As you may have noticed that, (as usual), a handshake requires waiting. For example,
The server MUST wait util C0 has been received before sending S0. In our case C0 only contains a one-byte version integer, and the server has to verify if the version is valid or not, then send S0 to the client.
And so on, similar as C1/S1, C2/S2 (but slightly different).
My question is, should I use blocking Read/Write for this handshake, or asynchronous?
Currently I'm using blocking Read/Write, which is easier to implement.
However, I googled a lot, finding out that a lot of guys suggest asynchronous read/write, because they have better performance and more flexibility.
I'm asking if I want to implement it using asynchronous socket read/write, what should I do? Should I create a bunch of handlers for these 3 main steps? or any other better suggestions.
Sample pseudo code will be appreciated.
The typical two approaches are:
async. operations with a small number of threads
sync. operations with one thread per connection/client
I believe it's well established that in terms of scalability, (1) beats (2), but in terms of simplicity of the code (2) typically beats (1).

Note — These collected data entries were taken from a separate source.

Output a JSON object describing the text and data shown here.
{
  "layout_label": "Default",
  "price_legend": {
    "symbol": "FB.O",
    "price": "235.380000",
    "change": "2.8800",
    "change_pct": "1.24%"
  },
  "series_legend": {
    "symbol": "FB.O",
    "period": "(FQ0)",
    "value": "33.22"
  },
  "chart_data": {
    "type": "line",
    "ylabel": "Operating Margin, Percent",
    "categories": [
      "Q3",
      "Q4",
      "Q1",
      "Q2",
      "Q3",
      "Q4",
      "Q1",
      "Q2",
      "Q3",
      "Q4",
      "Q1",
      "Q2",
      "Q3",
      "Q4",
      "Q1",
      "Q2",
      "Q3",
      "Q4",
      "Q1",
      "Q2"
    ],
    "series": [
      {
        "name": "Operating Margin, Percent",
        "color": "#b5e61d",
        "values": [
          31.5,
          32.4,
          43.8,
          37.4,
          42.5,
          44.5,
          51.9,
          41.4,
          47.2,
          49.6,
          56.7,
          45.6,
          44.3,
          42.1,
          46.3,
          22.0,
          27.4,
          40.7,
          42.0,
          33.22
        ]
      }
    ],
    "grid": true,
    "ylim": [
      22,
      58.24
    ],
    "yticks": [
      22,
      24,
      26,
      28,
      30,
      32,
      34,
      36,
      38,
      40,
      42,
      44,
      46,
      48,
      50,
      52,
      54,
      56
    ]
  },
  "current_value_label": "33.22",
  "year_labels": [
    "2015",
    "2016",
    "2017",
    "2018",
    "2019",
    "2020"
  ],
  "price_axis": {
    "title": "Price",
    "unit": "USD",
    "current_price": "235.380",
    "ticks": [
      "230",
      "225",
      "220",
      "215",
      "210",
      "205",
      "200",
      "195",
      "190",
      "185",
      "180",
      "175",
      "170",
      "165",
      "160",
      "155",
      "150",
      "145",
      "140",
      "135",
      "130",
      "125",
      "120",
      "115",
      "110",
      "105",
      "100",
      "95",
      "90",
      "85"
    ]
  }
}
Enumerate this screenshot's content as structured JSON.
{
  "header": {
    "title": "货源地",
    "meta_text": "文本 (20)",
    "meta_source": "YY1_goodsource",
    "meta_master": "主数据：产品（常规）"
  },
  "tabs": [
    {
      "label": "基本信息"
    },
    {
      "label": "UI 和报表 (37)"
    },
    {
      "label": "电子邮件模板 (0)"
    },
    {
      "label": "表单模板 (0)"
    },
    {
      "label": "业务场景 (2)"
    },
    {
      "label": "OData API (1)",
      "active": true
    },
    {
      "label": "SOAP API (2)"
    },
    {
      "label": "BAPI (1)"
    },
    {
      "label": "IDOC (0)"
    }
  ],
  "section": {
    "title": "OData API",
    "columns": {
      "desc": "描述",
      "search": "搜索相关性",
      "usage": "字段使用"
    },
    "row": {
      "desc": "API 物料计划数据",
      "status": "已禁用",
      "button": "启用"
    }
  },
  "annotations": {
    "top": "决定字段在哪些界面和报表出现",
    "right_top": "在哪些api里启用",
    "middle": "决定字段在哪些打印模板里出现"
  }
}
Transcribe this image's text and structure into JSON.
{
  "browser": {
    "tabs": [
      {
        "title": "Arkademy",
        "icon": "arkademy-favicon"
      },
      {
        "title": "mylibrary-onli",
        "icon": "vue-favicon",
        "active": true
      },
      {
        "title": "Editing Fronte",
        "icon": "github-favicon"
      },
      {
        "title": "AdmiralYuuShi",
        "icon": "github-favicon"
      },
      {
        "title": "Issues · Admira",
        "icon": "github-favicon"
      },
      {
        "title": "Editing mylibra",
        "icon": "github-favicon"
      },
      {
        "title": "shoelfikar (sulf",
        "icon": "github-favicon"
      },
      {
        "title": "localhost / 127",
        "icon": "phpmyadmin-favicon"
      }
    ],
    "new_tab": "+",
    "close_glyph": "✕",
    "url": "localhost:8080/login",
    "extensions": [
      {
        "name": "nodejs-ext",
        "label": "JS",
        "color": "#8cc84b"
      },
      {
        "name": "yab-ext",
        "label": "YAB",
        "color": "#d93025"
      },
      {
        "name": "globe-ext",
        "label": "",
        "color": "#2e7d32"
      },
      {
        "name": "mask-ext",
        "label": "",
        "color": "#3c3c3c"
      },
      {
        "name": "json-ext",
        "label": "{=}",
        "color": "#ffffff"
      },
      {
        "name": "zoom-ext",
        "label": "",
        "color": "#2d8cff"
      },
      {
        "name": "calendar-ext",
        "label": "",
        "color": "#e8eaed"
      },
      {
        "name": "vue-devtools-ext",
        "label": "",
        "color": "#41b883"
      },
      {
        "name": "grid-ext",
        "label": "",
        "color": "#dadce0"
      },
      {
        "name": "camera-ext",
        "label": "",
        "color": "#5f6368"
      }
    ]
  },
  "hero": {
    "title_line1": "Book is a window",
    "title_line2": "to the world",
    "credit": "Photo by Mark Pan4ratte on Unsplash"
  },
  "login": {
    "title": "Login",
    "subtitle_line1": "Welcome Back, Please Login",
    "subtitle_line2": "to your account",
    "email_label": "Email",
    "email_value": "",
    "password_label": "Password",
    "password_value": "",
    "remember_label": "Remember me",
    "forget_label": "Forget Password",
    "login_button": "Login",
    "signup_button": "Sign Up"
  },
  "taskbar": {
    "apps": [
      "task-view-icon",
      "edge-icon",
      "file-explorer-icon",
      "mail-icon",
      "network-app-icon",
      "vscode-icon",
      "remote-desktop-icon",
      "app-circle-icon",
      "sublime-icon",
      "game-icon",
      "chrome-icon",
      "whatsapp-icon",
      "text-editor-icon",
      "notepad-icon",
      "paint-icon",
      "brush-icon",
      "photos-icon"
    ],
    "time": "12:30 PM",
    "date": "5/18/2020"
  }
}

If you don't expect to handle more than a few connections ever, you might want to consider (2).
It's possible to use coroutines to make your asynchronous code look synchronous, and get the best of both worlds. However, there's no platform independent way of doing it, and it might get quite messy, since there's also no standard way to do it. I believe it's not done very often.
One simple way to use async. operations is to have an implicit state machine, based in which callback will be used when there is more data to read from (or write to) the socket. That would look something like this (simplified):
class my_connection {
tcp::socket m_sock;
char m_buf[1024];
int m_pos;
void async_handshake(size_t bytes_transferred, error_code& ec) {
if (ec) { ... }
m_pos += bytes_transferred;
if (m_pos == handshake_size) {
parse_handshake();
return;
}
m_sock.async_read(asio::buffer(m_buf + m_pos, handshake_size - m_pos), boost::bind(&async_handshake, shared_from_this(), _1, _2));
}
void parse_handshake()
{
// ...
m_pos = 0;
// ... fill m_buf with handshake ...
async_write_handshake();
}
void async_write_handshake(size_t bytes_transferred, error_code& ec) {
if (ec) { ... }
m_pos += bytes_transferred;
if (m_pos == handshake_size) {
handshake_written();
return;
}
m_sock.async_write_some(asio::buffer(m_buf + m_pos, handshake_size - m_pos), boost::bind(&async_write_handshake, shared_from_this(), _1, _2));
}
void handshake_written() { /* ... */ }
};
This may not be very sustainable once the protocol gets more complicated though. To deal with that, it might be simpler to have an explicit state machine in your connection class, and you have a single read callback, and a single write callback. Whenever some data has been written or read, you perform an action based on which state the connection is in.